Did you know: Before coins and other forms of token money were invented, many societies commonly used cattle as currency and an indicator of wealth. In India, for instance, the term pasu-dhan (पशु-धन) has been in use since ages; in Ireland, “cattle…were used as currency up to around 1400 CE, long after the introduction of coinage” and in some African communities, the bride-price or lobola, continued to be paid in cattle till recent times.
Latin of pasu or cattle is pecu (which also meant flock) and the root-word pecunia was used to refer to cattle-wealth. Later, the word also took on the broader sense of money or property.
Thus, today if we say that a corporation has a pecuniary interest in a case we mean it has a financial stake in it and a pecuniary reward refers to a monetary reward.

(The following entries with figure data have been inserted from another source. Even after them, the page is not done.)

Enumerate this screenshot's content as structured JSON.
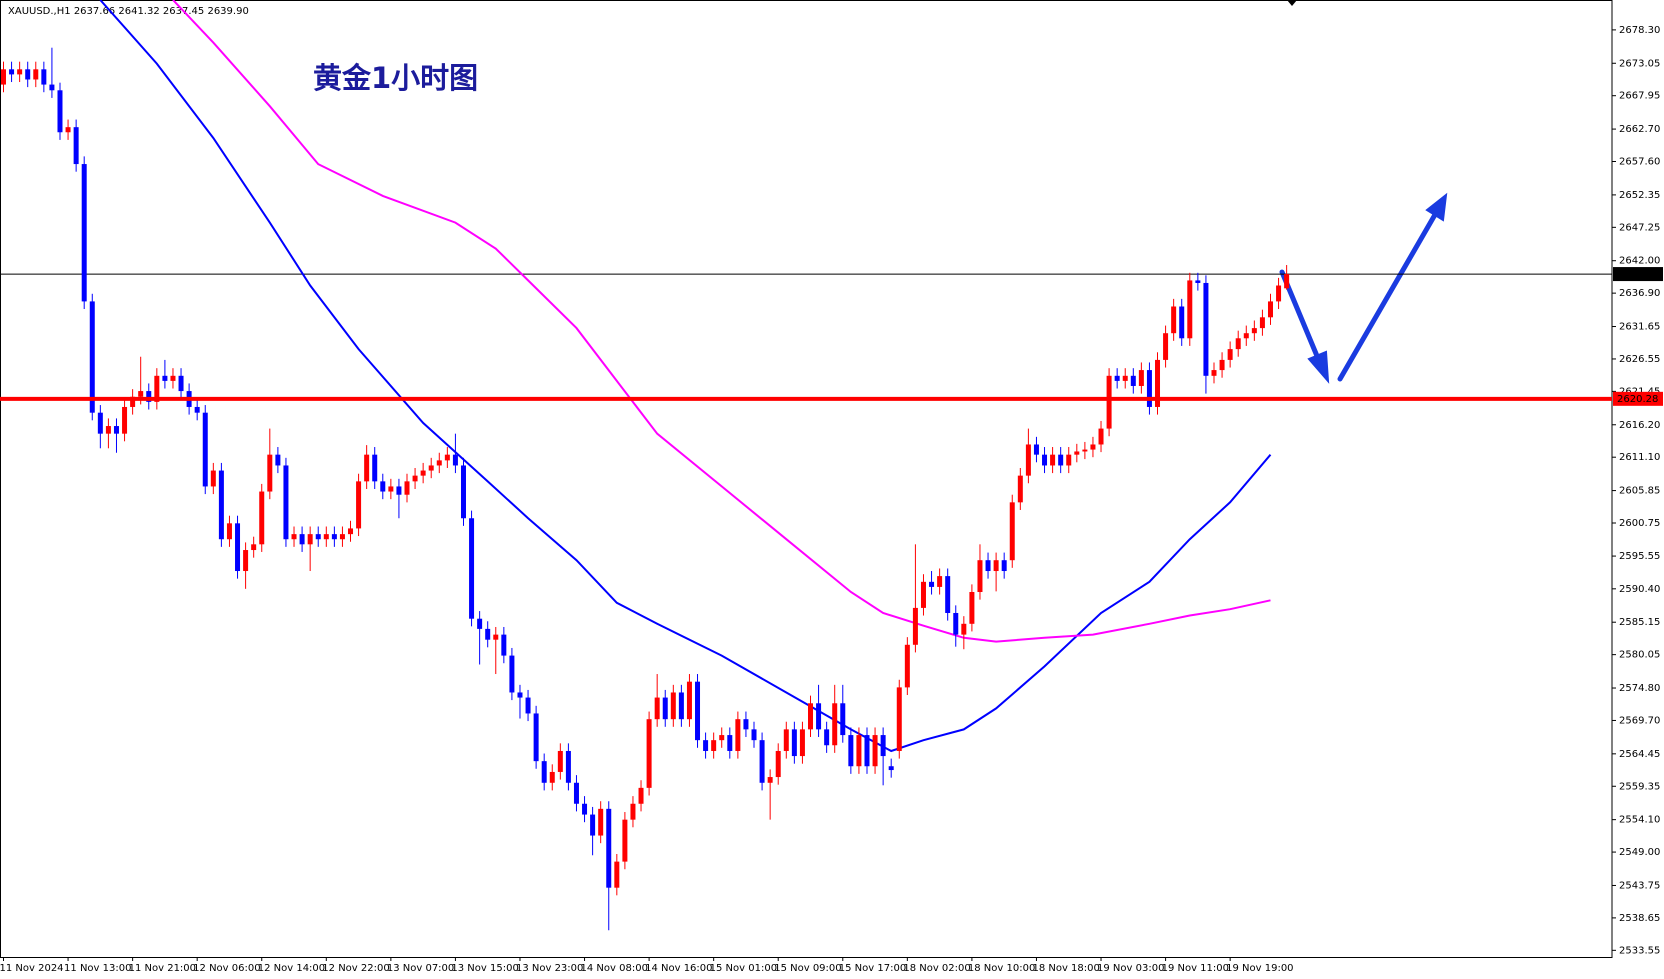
{
  "chart_data": {
    "type": "candlestick",
    "symbol": "XAUUSD.,H1",
    "title": "黄金1小时图",
    "up_color": "#ff0000",
    "down_color": "#0000ff",
    "ylim": [
      2532.5,
      2683.0
    ],
    "yticks": [
      {
        "value": 2678.3,
        "label": "2678.30"
      },
      {
        "value": 2673.05,
        "label": "2673.05"
      },
      {
        "value": 2667.95,
        "label": "2667.95"
      },
      {
        "value": 2662.7,
        "label": "2662.70"
      },
      {
        "value": 2657.6,
        "label": "2657.60"
      },
      {
        "value": 2652.35,
        "label": "2652.35"
      },
      {
        "value": 2647.25,
        "label": "2647.25"
      },
      {
        "value": 2642.0,
        "label": "2642.00"
      },
      {
        "value": 2636.9,
        "label": "2636.90"
      },
      {
        "value": 2631.65,
        "label": "2631.65"
      },
      {
        "value": 2626.55,
        "label": "2626.55"
      },
      {
        "value": 2621.45,
        "label": "2621.45"
      },
      {
        "value": 2616.2,
        "label": "2616.20"
      },
      {
        "value": 2611.1,
        "label": "2611.10"
      },
      {
        "value": 2605.85,
        "label": "2605.85"
      },
      {
        "value": 2600.75,
        "label": "2600.75"
      },
      {
        "value": 2595.55,
        "label": "2595.55"
      },
      {
        "value": 2590.4,
        "label": "2590.40"
      },
      {
        "value": 2585.15,
        "label": "2585.15"
      },
      {
        "value": 2580.05,
        "label": "2580.05"
      },
      {
        "value": 2574.8,
        "label": "2574.80"
      },
      {
        "value": 2569.7,
        "label": "2569.70"
      },
      {
        "value": 2564.45,
        "label": "2564.45"
      },
      {
        "value": 2559.35,
        "label": "2559.35"
      },
      {
        "value": 2554.1,
        "label": "2554.10"
      },
      {
        "value": 2549.0,
        "label": "2549.00"
      },
      {
        "value": 2543.75,
        "label": "2543.75"
      },
      {
        "value": 2538.65,
        "label": "2538.65"
      },
      {
        "value": 2533.55,
        "label": "2533.55"
      }
    ],
    "categories": [
      "11 Nov 2024",
      null,
      null,
      null,
      null,
      null,
      null,
      null,
      "11 Nov 13:00",
      null,
      null,
      null,
      null,
      null,
      null,
      null,
      "11 Nov 21:00",
      null,
      null,
      null,
      null,
      null,
      null,
      null,
      "12 Nov 06:00",
      null,
      null,
      null,
      null,
      null,
      null,
      null,
      "12 Nov 14:00",
      null,
      null,
      null,
      null,
      null,
      null,
      null,
      "12 Nov 22:00",
      null,
      null,
      null,
      null,
      null,
      null,
      null,
      "13 Nov 07:00",
      null,
      null,
      null,
      null,
      null,
      null,
      null,
      "13 Nov 15:00",
      null,
      null,
      null,
      null,
      null,
      null,
      null,
      "13 Nov 23:00",
      null,
      null,
      null,
      null,
      null,
      null,
      null,
      "14 Nov 08:00",
      null,
      null,
      null,
      null,
      null,
      null,
      null,
      "14 Nov 16:00",
      null,
      null,
      null,
      null,
      null,
      null,
      null,
      "15 Nov 01:00",
      null,
      null,
      null,
      null,
      null,
      null,
      null,
      "15 Nov 09:00",
      null,
      null,
      null,
      null,
      null,
      null,
      null,
      "15 Nov 17:00",
      null,
      null,
      null,
      null,
      null,
      null,
      null,
      "18 Nov 02:00",
      null,
      null,
      null,
      null,
      null,
      null,
      null,
      "18 Nov 10:00",
      null,
      null,
      null,
      null,
      null,
      null,
      null,
      "18 Nov 18:00",
      null,
      null,
      null,
      null,
      null,
      null,
      null,
      "19 Nov 03:00",
      null,
      null,
      null,
      null,
      null,
      null,
      null,
      "19 Nov 11:00",
      null,
      null,
      null,
      null,
      null,
      null,
      null,
      "19 Nov 19:00",
      null,
      null,
      null,
      null,
      null,
      null,
      null
    ],
    "open": [
      2669.7,
      2672.1,
      2671.3,
      2672.1,
      2670.5,
      2672.1,
      2669.7,
      2668.8,
      2662.2,
      2663.0,
      2657.2,
      2635.6,
      2618.1,
      2614.8,
      2616.0,
      2614.8,
      2619.0,
      2620.6,
      2621.5,
      2619.8,
      2623.9,
      2623.1,
      2623.9,
      2621.5,
      2619.0,
      2618.1,
      2606.5,
      2609.0,
      2598.2,
      2600.7,
      2593.2,
      2596.5,
      2597.4,
      2605.7,
      2611.5,
      2609.8,
      2598.2,
      2599.0,
      2597.4,
      2599.0,
      2598.2,
      2599.0,
      2598.2,
      2599.0,
      2599.9,
      2607.3,
      2611.5,
      2607.3,
      2605.7,
      2606.5,
      2605.2,
      2607.3,
      2608.2,
      2609.0,
      2609.8,
      2610.6,
      2611.5,
      2609.8,
      2601.5,
      2585.7,
      2584.1,
      2582.4,
      2583.2,
      2579.9,
      2574.1,
      2573.3,
      2570.8,
      2563.3,
      2559.9,
      2561.6,
      2564.9,
      2559.9,
      2556.6,
      2554.9,
      2551.6,
      2555.8,
      2543.4,
      2547.5,
      2554.1,
      2556.6,
      2559.1,
      2569.9,
      2573.3,
      2569.9,
      2574.1,
      2569.9,
      2575.8,
      2566.6,
      2564.9,
      2566.6,
      2567.4,
      2564.9,
      2569.9,
      2568.3,
      2566.6,
      2559.9,
      2560.8,
      2564.9,
      2568.3,
      2564.1,
      2568.3,
      2572.4,
      2568.3,
      2565.8,
      2572.4,
      2567.4,
      2562.5,
      2567.4,
      2562.5,
      2567.4,
      2562.5,
      2564.9,
      2574.9,
      2581.6,
      2587.4,
      2591.5,
      2590.7,
      2592.4,
      2586.6,
      2583.2,
      2584.9,
      2589.9,
      2594.9,
      2593.2,
      2594.9,
      2594.9,
      2604.0,
      2608.2,
      2613.1,
      2611.5,
      2609.8,
      2611.5,
      2609.8,
      2611.5,
      2612.0,
      2612.3,
      2613.1,
      2615.6,
      2623.9,
      2623.1,
      2623.9,
      2622.3,
      2624.8,
      2619.0,
      2626.4,
      2630.6,
      2634.8,
      2629.8,
      2638.9,
      2638.5,
      2623.9,
      2624.8,
      2626.4,
      2628.1,
      2629.8,
      2630.6,
      2631.4,
      2633.1,
      2635.6,
      2637.66
    ],
    "high": [
      2673.3,
      2673.3,
      2673.3,
      2673.3,
      2673.3,
      2673.3,
      2675.5,
      2670.0,
      2664.2,
      2664.2,
      2658.4,
      2636.8,
      2619.3,
      2617.2,
      2617.2,
      2620.2,
      2621.8,
      2626.9,
      2622.7,
      2625.1,
      2626.4,
      2625.1,
      2625.1,
      2622.7,
      2620.2,
      2619.3,
      2610.2,
      2610.2,
      2601.9,
      2601.9,
      2597.7,
      2598.6,
      2606.9,
      2615.6,
      2612.7,
      2611.0,
      2600.2,
      2600.2,
      2600.2,
      2600.2,
      2600.2,
      2600.2,
      2600.2,
      2601.1,
      2608.5,
      2613.0,
      2612.7,
      2608.5,
      2607.7,
      2607.7,
      2608.5,
      2609.4,
      2610.2,
      2611.0,
      2611.8,
      2612.7,
      2614.8,
      2611.0,
      2602.7,
      2586.9,
      2585.3,
      2584.4,
      2584.4,
      2581.1,
      2575.3,
      2574.5,
      2572.0,
      2564.5,
      2562.8,
      2566.1,
      2566.1,
      2561.1,
      2557.8,
      2556.1,
      2557.0,
      2557.0,
      2548.7,
      2555.3,
      2557.8,
      2560.3,
      2571.1,
      2577.0,
      2574.5,
      2575.3,
      2575.3,
      2577.0,
      2577.0,
      2567.8,
      2567.8,
      2568.6,
      2568.6,
      2571.1,
      2571.1,
      2569.5,
      2567.8,
      2562.0,
      2566.1,
      2569.5,
      2569.5,
      2569.5,
      2573.6,
      2575.3,
      2569.5,
      2575.3,
      2575.3,
      2568.6,
      2568.6,
      2568.6,
      2568.6,
      2568.6,
      2563.7,
      2576.1,
      2582.8,
      2597.4,
      2592.7,
      2593.2,
      2593.6,
      2593.6,
      2587.8,
      2586.1,
      2591.1,
      2597.4,
      2596.1,
      2596.1,
      2596.1,
      2605.2,
      2609.4,
      2615.6,
      2614.3,
      2612.7,
      2612.7,
      2612.7,
      2612.7,
      2613.2,
      2613.5,
      2614.3,
      2616.8,
      2625.1,
      2625.1,
      2625.1,
      2625.1,
      2626.0,
      2626.0,
      2627.6,
      2631.8,
      2636.0,
      2636.0,
      2640.1,
      2640.1,
      2639.7,
      2626.0,
      2627.6,
      2629.3,
      2631.0,
      2631.8,
      2632.6,
      2634.3,
      2636.8,
      2639.3,
      2641.32
    ],
    "low": [
      2668.5,
      2670.1,
      2670.1,
      2669.3,
      2669.3,
      2668.5,
      2667.6,
      2661.0,
      2661.0,
      2656.0,
      2634.4,
      2616.9,
      2612.5,
      2612.5,
      2611.8,
      2613.6,
      2617.8,
      2619.4,
      2618.6,
      2618.6,
      2621.9,
      2621.9,
      2620.3,
      2617.8,
      2616.9,
      2605.3,
      2605.3,
      2597.0,
      2597.0,
      2592.0,
      2590.4,
      2595.3,
      2596.2,
      2604.5,
      2608.6,
      2597.0,
      2597.0,
      2596.2,
      2593.2,
      2597.0,
      2597.0,
      2597.0,
      2597.0,
      2597.8,
      2598.7,
      2606.1,
      2606.1,
      2604.5,
      2604.5,
      2601.5,
      2604.0,
      2606.1,
      2607.0,
      2607.8,
      2608.6,
      2609.4,
      2608.6,
      2600.3,
      2584.5,
      2578.5,
      2581.2,
      2577.0,
      2578.7,
      2572.9,
      2570.0,
      2569.6,
      2562.1,
      2558.7,
      2558.7,
      2560.4,
      2558.7,
      2555.4,
      2553.7,
      2548.5,
      2550.4,
      2536.7,
      2542.2,
      2546.3,
      2552.9,
      2555.4,
      2557.9,
      2568.7,
      2568.7,
      2568.7,
      2568.7,
      2568.7,
      2565.4,
      2563.7,
      2563.7,
      2565.4,
      2563.7,
      2563.7,
      2567.1,
      2565.4,
      2558.7,
      2554.1,
      2559.6,
      2563.7,
      2562.9,
      2562.9,
      2567.1,
      2567.1,
      2564.6,
      2564.6,
      2566.2,
      2561.3,
      2561.3,
      2561.3,
      2561.3,
      2559.5,
      2560.7,
      2563.7,
      2573.7,
      2580.4,
      2586.2,
      2589.5,
      2589.5,
      2585.4,
      2581.3,
      2580.9,
      2583.7,
      2588.7,
      2592.0,
      2590.0,
      2592.0,
      2593.7,
      2602.8,
      2607.0,
      2610.3,
      2608.6,
      2608.6,
      2608.6,
      2608.6,
      2610.3,
      2610.8,
      2611.1,
      2611.9,
      2614.4,
      2621.9,
      2621.9,
      2621.1,
      2621.1,
      2617.8,
      2617.8,
      2625.2,
      2629.4,
      2628.6,
      2628.6,
      2637.3,
      2621.1,
      2622.7,
      2623.6,
      2625.2,
      2626.9,
      2628.6,
      2629.4,
      2630.2,
      2631.9,
      2634.4,
      2637.45
    ],
    "close": [
      2672.1,
      2671.3,
      2672.1,
      2670.5,
      2672.1,
      2669.7,
      2668.8,
      2662.2,
      2663.0,
      2657.2,
      2635.6,
      2618.1,
      2614.8,
      2616.0,
      2614.8,
      2619.0,
      2620.6,
      2621.5,
      2619.8,
      2623.9,
      2623.1,
      2623.9,
      2621.5,
      2619.0,
      2618.1,
      2606.5,
      2609.0,
      2598.2,
      2600.7,
      2593.2,
      2596.5,
      2597.4,
      2605.7,
      2611.5,
      2609.8,
      2598.2,
      2599.0,
      2597.4,
      2599.0,
      2598.2,
      2599.0,
      2598.2,
      2599.0,
      2599.9,
      2607.3,
      2611.5,
      2607.3,
      2605.7,
      2606.5,
      2605.2,
      2607.3,
      2608.2,
      2609.0,
      2609.8,
      2610.6,
      2611.5,
      2609.8,
      2601.5,
      2585.7,
      2584.1,
      2582.4,
      2583.2,
      2579.9,
      2574.1,
      2573.3,
      2570.8,
      2563.3,
      2559.9,
      2561.6,
      2564.9,
      2559.9,
      2556.6,
      2554.9,
      2551.6,
      2555.8,
      2543.4,
      2547.5,
      2554.1,
      2556.6,
      2559.1,
      2569.9,
      2573.3,
      2569.9,
      2574.1,
      2569.9,
      2575.8,
      2566.6,
      2564.9,
      2566.6,
      2567.4,
      2564.9,
      2569.9,
      2568.3,
      2566.6,
      2559.9,
      2560.8,
      2564.9,
      2568.3,
      2564.1,
      2568.3,
      2572.4,
      2568.3,
      2565.8,
      2572.4,
      2567.4,
      2562.5,
      2567.4,
      2562.5,
      2567.4,
      2564.1,
      2561.9,
      2574.9,
      2581.6,
      2587.4,
      2591.5,
      2590.7,
      2592.4,
      2586.6,
      2583.2,
      2584.9,
      2589.9,
      2594.9,
      2593.2,
      2594.9,
      2593.2,
      2604.0,
      2608.2,
      2613.1,
      2611.5,
      2609.8,
      2611.5,
      2609.8,
      2611.5,
      2612.0,
      2612.3,
      2613.1,
      2615.6,
      2623.9,
      2623.1,
      2623.9,
      2622.3,
      2624.8,
      2619.0,
      2626.4,
      2630.6,
      2634.8,
      2629.8,
      2638.9,
      2638.5,
      2623.9,
      2624.8,
      2626.4,
      2628.1,
      2629.8,
      2630.6,
      2631.4,
      2633.1,
      2635.6,
      2638.1,
      2639.9
    ],
    "last_price": {
      "value": 2639.9,
      "label": "2639.90",
      "color": "#000000"
    },
    "levels": [
      {
        "value": 2620.28,
        "color": "#ff0000"
      }
    ],
    "moving_averages": [
      {
        "color": "#0000ff",
        "x": [
          12,
          19,
          26,
          33,
          38,
          44,
          52,
          60,
          65,
          71,
          76,
          81,
          89,
          97,
          105,
          110,
          114,
          119,
          123,
          129,
          136,
          142,
          147,
          152,
          157
        ],
        "values": [
          2683.0,
          2673.0,
          2661.3,
          2648.0,
          2638.1,
          2628.1,
          2616.5,
          2607.3,
          2601.5,
          2594.9,
          2588.2,
          2584.9,
          2579.9,
          2574.1,
          2568.3,
          2564.9,
          2566.6,
          2568.3,
          2571.6,
          2578.2,
          2586.6,
          2591.5,
          2598.2,
          2604.0,
          2611.5
        ]
      },
      {
        "color": "#ff00ff",
        "x": [
          21,
          26,
          33,
          39,
          47,
          56,
          61,
          65,
          71,
          76,
          81,
          89,
          97,
          105,
          109,
          114,
          119,
          123,
          129,
          135,
          142,
          147,
          152,
          157
        ],
        "values": [
          2683.0,
          2676.3,
          2666.3,
          2657.2,
          2652.2,
          2648.0,
          2643.9,
          2638.9,
          2631.4,
          2623.1,
          2614.8,
          2606.5,
          2598.2,
          2589.9,
          2586.6,
          2584.6,
          2582.7,
          2582.1,
          2582.7,
          2583.2,
          2584.9,
          2586.2,
          2587.2,
          2588.6
        ]
      }
    ]
  }
}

A pecunious (now a rarely used word) friend, similarly, has a lot of money or wealth, while an impecunious friend is penniless or broke. And if a newspaper headline says, ‘Senior officials charged with peculation’, it means they are accused of embezzlement of money or wealth entrusted to them. (See here, for example)
Related Latin root peculium was used to refer to private property and peculiaris meant ‘one’s own’. Thus, if someone today says that the Mithila style of painting is peculiar to Bihar or a given grape variety is peculiar to France, they mean it’s typical of or exclusive to that region.
However, as things that are not shared by the majority are often seen as odd, peculiar has also taken on the sense of unusual or strange, as in, she said some thing very peculiar to me last night or he is a rather peculiar person.